By 1935, 21 people connected with the discovery of King Tut’s tomb were said to have died early and of unnatural causes, although many who died under suspicious circumstances likely fell victim to bacteria that fed on food in the tomb and got into the lungs of the excavators, not because of some ancient curse. But, hey, who’s to say for sure? Those who believe in voodoo similarly attest to the power of gris gris, a French term of West African origin for a charm or amulet by which an evil spell can be cast.
The list of BWAA honorees for 2002 that in early 2003 already had or shortly thereafter would be struck by some sort of misfortune included the following:
*Klaus-Peter Kohl, head of the German promotional company Universum and co-winner of the Manager of the Year Award for his deft handling of, among others, Wladimir and Vitali Klitschko, had to cope with Wladimir’s loss of his WBO heavyweight title on a shocking knockout loss to Corrie Sanders on March 8, 2003.
*Dethroned WBC welterweight champion Vernon Forrest, winner of the BWAA’s 2002 Fighter of the Year Award for twice defeating the highly regarded Shane Mosley, was bombed out in three rounds on Jan. 25, 2003, by WBA titlist Ricardo Mayorga.
*Buddy McGirt, winner of the BWAA’s 2002 Trainer of the Year Award, bypassed an opportunity to work Mike Tyson’s corner because of an oral commitment to train Clifford Etienne. Tyson took out “The Black Rhino” with a tranquilizer dart of a right hand only 49 seconds into the first round of their Feb. 22, 2003 bout.
*Norman Stone, the other 2002 co-winner of the Manager of the Year Award after guiding John Ruiz to the WBA heavyweight crown, was slugged by Roy Jones Jr.’s trainer, Alton Merkerson, at the weigh-in before the March 1, 2003, Ruiz-Jones fight. Stone suffered heart palpitations and was briefly hospitalized. Two nights later, Jones exposed Ruiz in winning a one-sided, unanimous decision.

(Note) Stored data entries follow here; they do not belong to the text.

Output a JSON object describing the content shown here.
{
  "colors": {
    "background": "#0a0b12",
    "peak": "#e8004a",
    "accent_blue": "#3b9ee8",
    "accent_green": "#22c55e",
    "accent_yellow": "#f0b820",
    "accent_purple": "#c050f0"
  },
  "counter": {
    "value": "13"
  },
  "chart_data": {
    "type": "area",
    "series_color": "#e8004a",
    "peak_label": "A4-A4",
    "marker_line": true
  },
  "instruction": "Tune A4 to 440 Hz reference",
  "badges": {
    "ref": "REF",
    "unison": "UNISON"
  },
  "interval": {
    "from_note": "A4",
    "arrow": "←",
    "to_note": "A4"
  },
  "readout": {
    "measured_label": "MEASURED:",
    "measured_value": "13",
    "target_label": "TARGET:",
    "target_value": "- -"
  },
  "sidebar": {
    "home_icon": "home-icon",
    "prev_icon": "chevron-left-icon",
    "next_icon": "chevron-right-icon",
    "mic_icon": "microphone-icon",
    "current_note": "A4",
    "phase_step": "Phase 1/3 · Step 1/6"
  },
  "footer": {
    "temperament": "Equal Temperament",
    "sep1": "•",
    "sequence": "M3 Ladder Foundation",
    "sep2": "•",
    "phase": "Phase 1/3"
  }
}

Fortunately, the so-called Curse of the BWAA is as often in remission as not. Muhammad Ali was named Fighter of the Year in both 1974 and ’75; Evander Holyfield got the big prize in 1996 and ’97, and Manny Pacquiao in 2008 and ’09. Al Haymon was named Manager of the Year four straight years, from 2012 through ’15, and Freddie Roach, a seven-time Trainer of the Year, had two multi-year runs: 2008 through ’10 and 2013 and ’14.

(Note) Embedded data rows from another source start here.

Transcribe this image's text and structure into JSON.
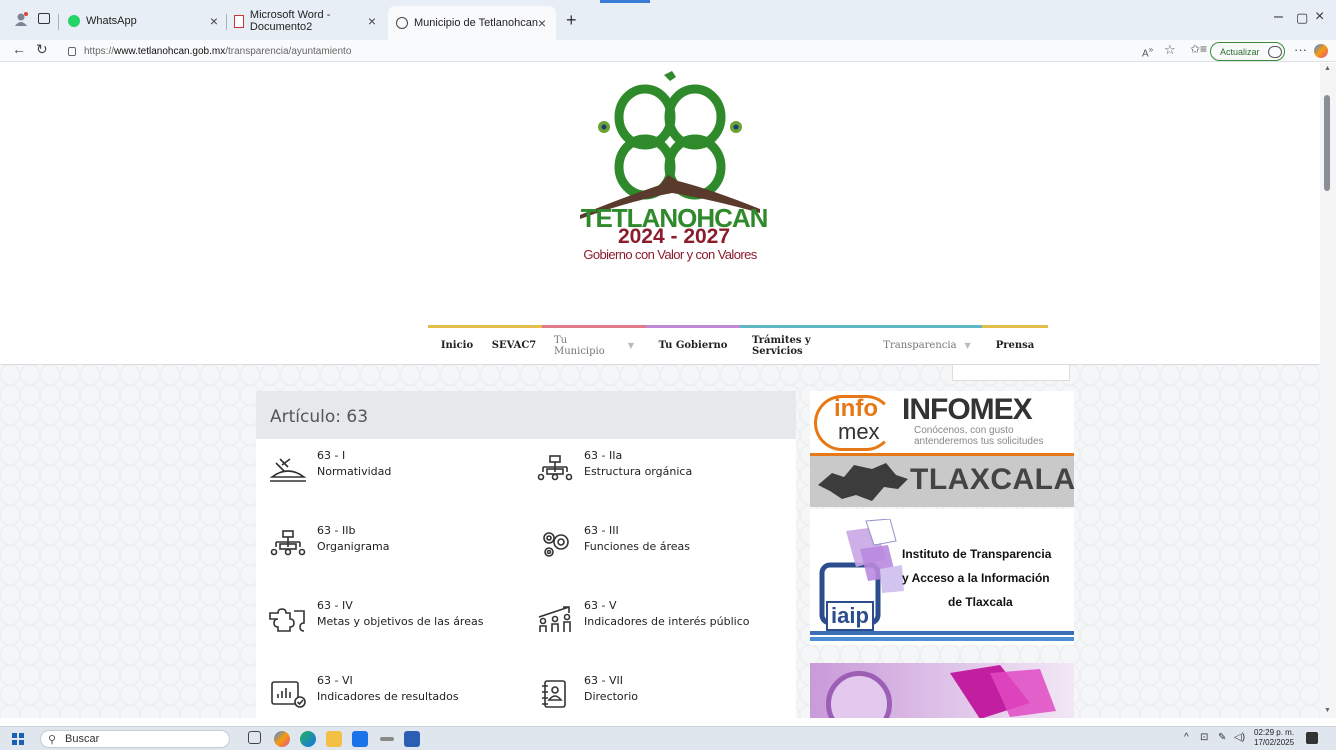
{
  "browser": {
    "tabs": [
      {
        "title": "WhatsApp",
        "active": false
      },
      {
        "title": "Microsoft Word - Documento2",
        "active": false
      },
      {
        "title": "Municipio de Tetlanohcan",
        "active": true
      }
    ],
    "url_prefix": "https://",
    "url_domain": "www.tetlanohcan.gob.mx",
    "url_path": "/transparencia/ayuntamiento",
    "update_label": "Actualizar"
  },
  "logo": {
    "name": "TETLANOHCAN",
    "years": "2024 - 2027",
    "slogan": "Gobierno con Valor y con Valores",
    "colors": {
      "green": "#2e8a2a",
      "maroon": "#8a1c2c",
      "mountain": "#5b3a2e"
    }
  },
  "nav": {
    "items": [
      {
        "label": "Inicio",
        "bold": true,
        "color": "#e4c04a"
      },
      {
        "label": "SEVAC7",
        "bold": true,
        "color": "#e4c04a"
      },
      {
        "label": "Tu Municipio",
        "bold": false,
        "dropdown": true,
        "color": "#e07a8a"
      },
      {
        "label": "Tu Gobierno",
        "bold": true,
        "color": "#c08ad8"
      },
      {
        "label": "Trámites y Servicios",
        "bold": true,
        "color": "#5fb7c2"
      },
      {
        "label": "Transparencia",
        "bold": false,
        "dropdown": true,
        "color": "#5fb7c2"
      },
      {
        "label": "Prensa",
        "bold": true,
        "color": "#e4c04a"
      }
    ]
  },
  "article": {
    "heading": "Artículo: 63",
    "items": [
      {
        "code": "63 - I",
        "label": "Normatividad",
        "icon": "gavel-icon"
      },
      {
        "code": "63 - IIa",
        "label": "Estructura orgánica",
        "icon": "org-chart-icon"
      },
      {
        "code": "63 - IIb",
        "label": "Organigrama",
        "icon": "org-chart-icon"
      },
      {
        "code": "63 - III",
        "label": "Funciones de áreas",
        "icon": "gears-icon"
      },
      {
        "code": "63 - IV",
        "label": "Metas y objetivos de las áreas",
        "icon": "puzzle-icon"
      },
      {
        "code": "63 - V",
        "label": "Indicadores de interés público",
        "icon": "people-growth-icon"
      },
      {
        "code": "63 - VI",
        "label": "Indicadores de resultados",
        "icon": "chart-check-icon"
      },
      {
        "code": "63 - VII",
        "label": "Directorio",
        "icon": "contacts-book-icon"
      }
    ]
  },
  "banners": {
    "infomex_logo_top": "info",
    "infomex_logo_bottom": "mex",
    "infomex_title": "INFOMEX",
    "infomex_sub1": "Conócenos, con gusto",
    "infomex_sub2": "antenderemos tus solicitudes",
    "tlaxcala": "TLAXCALA",
    "iaip_logo": "iaip",
    "iaip_line1": "Instituto de Transparencia",
    "iaip_line2": "y Acceso a la Información",
    "iaip_line3": "de Tlaxcala"
  },
  "taskbar": {
    "search_placeholder": "Buscar",
    "time": "02:29 p. m.",
    "date": "17/02/2025"
  }
}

Team Frampton should not be too discouraged by coming up just a bit short in the second go at Santa Cruz. A rubber match almost surely will be made before the end of the year, offering the Belfast native – the first Irish fighter to be named the BWAA’s Fighter of the Year since the award’s inception in 1938 – to again gain the upper hand in his evolving arch-rivalry with an opponent with whom he almost certainly will be linked forever. In the interim, Frampton can and should take solace in the fact that he has achieved something no Irish fighter, or one of Irish descent, had. If that’s not reason enough to tip back a pint of Guinness at the BWAA Awards Dinner, I don’t know what is.